Jokes
1
Why did the wedding photographer get arrested?
She shot the bride and groom!
2
What do you call two spiders who just got married?
Newly-webs!
3
What do you call a melon that’s not allowed to get married?
Can’t elope.
4
What do you call a wedding between two electricians?
A current affair!
5
Why did the bride bring string to the wedding?
To tie the knot, of course!
6
What do you call a wedding where the groom is a baker?
A recipe for love!
7
Why did the florist get invited to so many weddings?
Because they always rose to the occasion!
8
Why did the bee get married?
Because he found his honey.
9
What did Cinderella say when her wedding photos didn’t show up?
Someday my prints will come!
10
Why did the king of hearts marry the queen of hearts?
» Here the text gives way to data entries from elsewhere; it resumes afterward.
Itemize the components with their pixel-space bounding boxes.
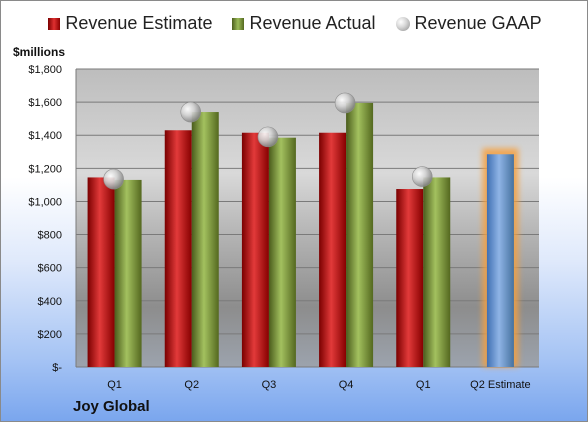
x-tick-label: Q1: [416, 379, 431, 391]
marker-revenue-gaap: [257, 126, 279, 148]
bar-q2-estimate: [486, 154, 514, 367]
legend: Revenue Estimate Revenue Actual Revenue …: [1, 13, 587, 34]
marker-revenue-gaap: [180, 101, 202, 123]
bar-revenue-actual: [191, 112, 219, 368]
bars: [87, 102, 519, 368]
bar-revenue-actual: [114, 179, 142, 367]
bar-revenue-estimate: [396, 189, 424, 367]
y-tick-label: $1,200: [28, 163, 62, 175]
x-tick-label: Q1: [107, 379, 122, 391]
y-axis: $- $200 $400 $600 $800 $1,000 $1,200 $1,400 $1,6…: [28, 64, 539, 374]
y-tick-label: $200: [38, 329, 62, 341]
bar-revenue-estimate: [241, 132, 269, 367]
y-tick-label: $400: [38, 296, 62, 308]
bar-revenue-estimate: [319, 132, 347, 367]
legend-item-actual: Revenue Actual: [232, 13, 376, 34]
legend-swatch-actual: [232, 17, 245, 30]
y-tick-label: $1,600: [28, 97, 62, 109]
y-tick-label: $1,800: [28, 64, 62, 76]
gridlines: [76, 68, 539, 335]
x-tick-label: Q3: [262, 379, 277, 391]
marker-revenue-gaap: [334, 92, 356, 114]
bar-revenue-estimate: [87, 177, 115, 367]
legend-item-estimate: Revenue Estimate: [48, 13, 212, 34]
marker-revenue-gaap: [411, 166, 433, 187]
x-tick-label: Q2: [184, 379, 199, 391]
bar-revenue-actual: [268, 137, 296, 367]
legend-item-gaap: Revenue GAAP: [395, 13, 542, 34]
y-tick-label: $1,000: [28, 196, 62, 208]
y-tick-label: $-: [52, 362, 62, 374]
legend-label-gaap: Revenue GAAP: [414, 13, 542, 33]
x-tick-label: Q2 Estimate: [470, 379, 531, 391]
bar-revenue-actual: [346, 102, 374, 367]
y-tick-label: $800: [38, 230, 62, 242]
y-axis-unit-label: $millions: [13, 45, 66, 59]
legend-marker-gaap: [395, 16, 410, 31]
legend-label-actual: Revenue Actual: [249, 13, 376, 33]
bar-revenue-actual: [423, 177, 451, 367]
y-tick-label: $600: [38, 263, 62, 275]
x-axis: Q1 Q2 Q3 Q4 Q1 Q2 Estimate: [107, 379, 530, 391]
bar-revenue-estimate: [164, 130, 192, 367]
legend-swatch-estimate: [48, 17, 61, 30]
plot-area: [76, 69, 539, 367]
y-tick-label: $1,400: [28, 130, 62, 142]
gaap-markers: [103, 92, 433, 190]
x-tick-label: Q4: [339, 379, 354, 391]
legend-label-estimate: Revenue Estimate: [65, 13, 213, 33]
marker-revenue-gaap: [103, 168, 124, 190]
company-name: Joy Global: [73, 398, 150, 415]
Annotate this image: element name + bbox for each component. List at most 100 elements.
They were perfectly suited for each other.
11
Why do you never want to let a computer know about your wedding?
They always crash.
12
Why are brides unlucky?
They never get to marry the Best Man.
13
Did you hear about the horse who got married?
She had a huge bridle party.
14
Two aerials got married.
The ceremony was rubbish but the reception was brilliant!
15
My wife told me to stop impersonating a flamingo.
I had to put my foot down.
16
I just saw two nuclear technicians getting married.
The bride was radiant, and the groom was glowing.
17
If a bride says something mean to you that’s a veiled insult.
18
Why did the man show up with a scraggly beard?
He didn’t know how to groom.
19
The wedding is a love match, pure and simple.
She’s pure and he’s simple.
20
Did you hear about the two spiders who just got engaged?
They met on the web.
21
My wife and I often laugh about how competitive we are…
But I laugh more.
22
My wife is on a tropical fruit diet…
It’s enough to make a mango crazy.
23
My wife just texted me to say she’s made a Voodoo doll of me.
I think she’s pulling my leg.
24
My wife asked me to stop singing Oasis songs in public.
I said maybe!
25
My wife told me she’ll slam my head on the keyboard if I don’t get off the computer.
I’m not too worried, I think she’s jokinlkjhfakljn m,.nbziyoao78yv87dfaoyuofaytdf
26
My husband and I are both tightrope walkers.
We met online…
27
Wife: What do think you’re playing at coming home half drunk??!
Husband: I ran out of money.
28
I said to my wife, “I need to call the doctor today.”
She said, “Which doctor?”
I said, “No, the regular kind.”
29
I think my husband is putting glue on my antique weapons collection…
He denies it but I’m sticking to my guns!
30
My husband suggested I get a telescope, since I was so interested in astronomy.
I told him I’d look into it.
31
My wife says I’m too sceptical… but I just don’t believe her.
32
Did you hear about the two bed bugs that were lovers?
They got married in the spring.
33
I accidentally handed my wife a glue stick instead of a chapstick.
She still isn't talking to me.
34
I just bought my husband a “get better soon” card.
He is not sick…I just think he can be better.
35
When my husband accused me of being immature, I banished him from my pillow fort.
36
My wife claims I’m the cheapest person she’s ever met.
I’m not buying it.
37
My wife told me I should do lunges to stay in shape.
That would be a big step forward.
38
How did the telephone propose?
It gave a ring.
39
What did the astronaut’s girlfriend say to him when he proposed in outer-space?
“I can’t breathe!”
40
How do you get a country girl to like you? A tractor.
41
What did the light bulb say to the switch? “You turn me on.”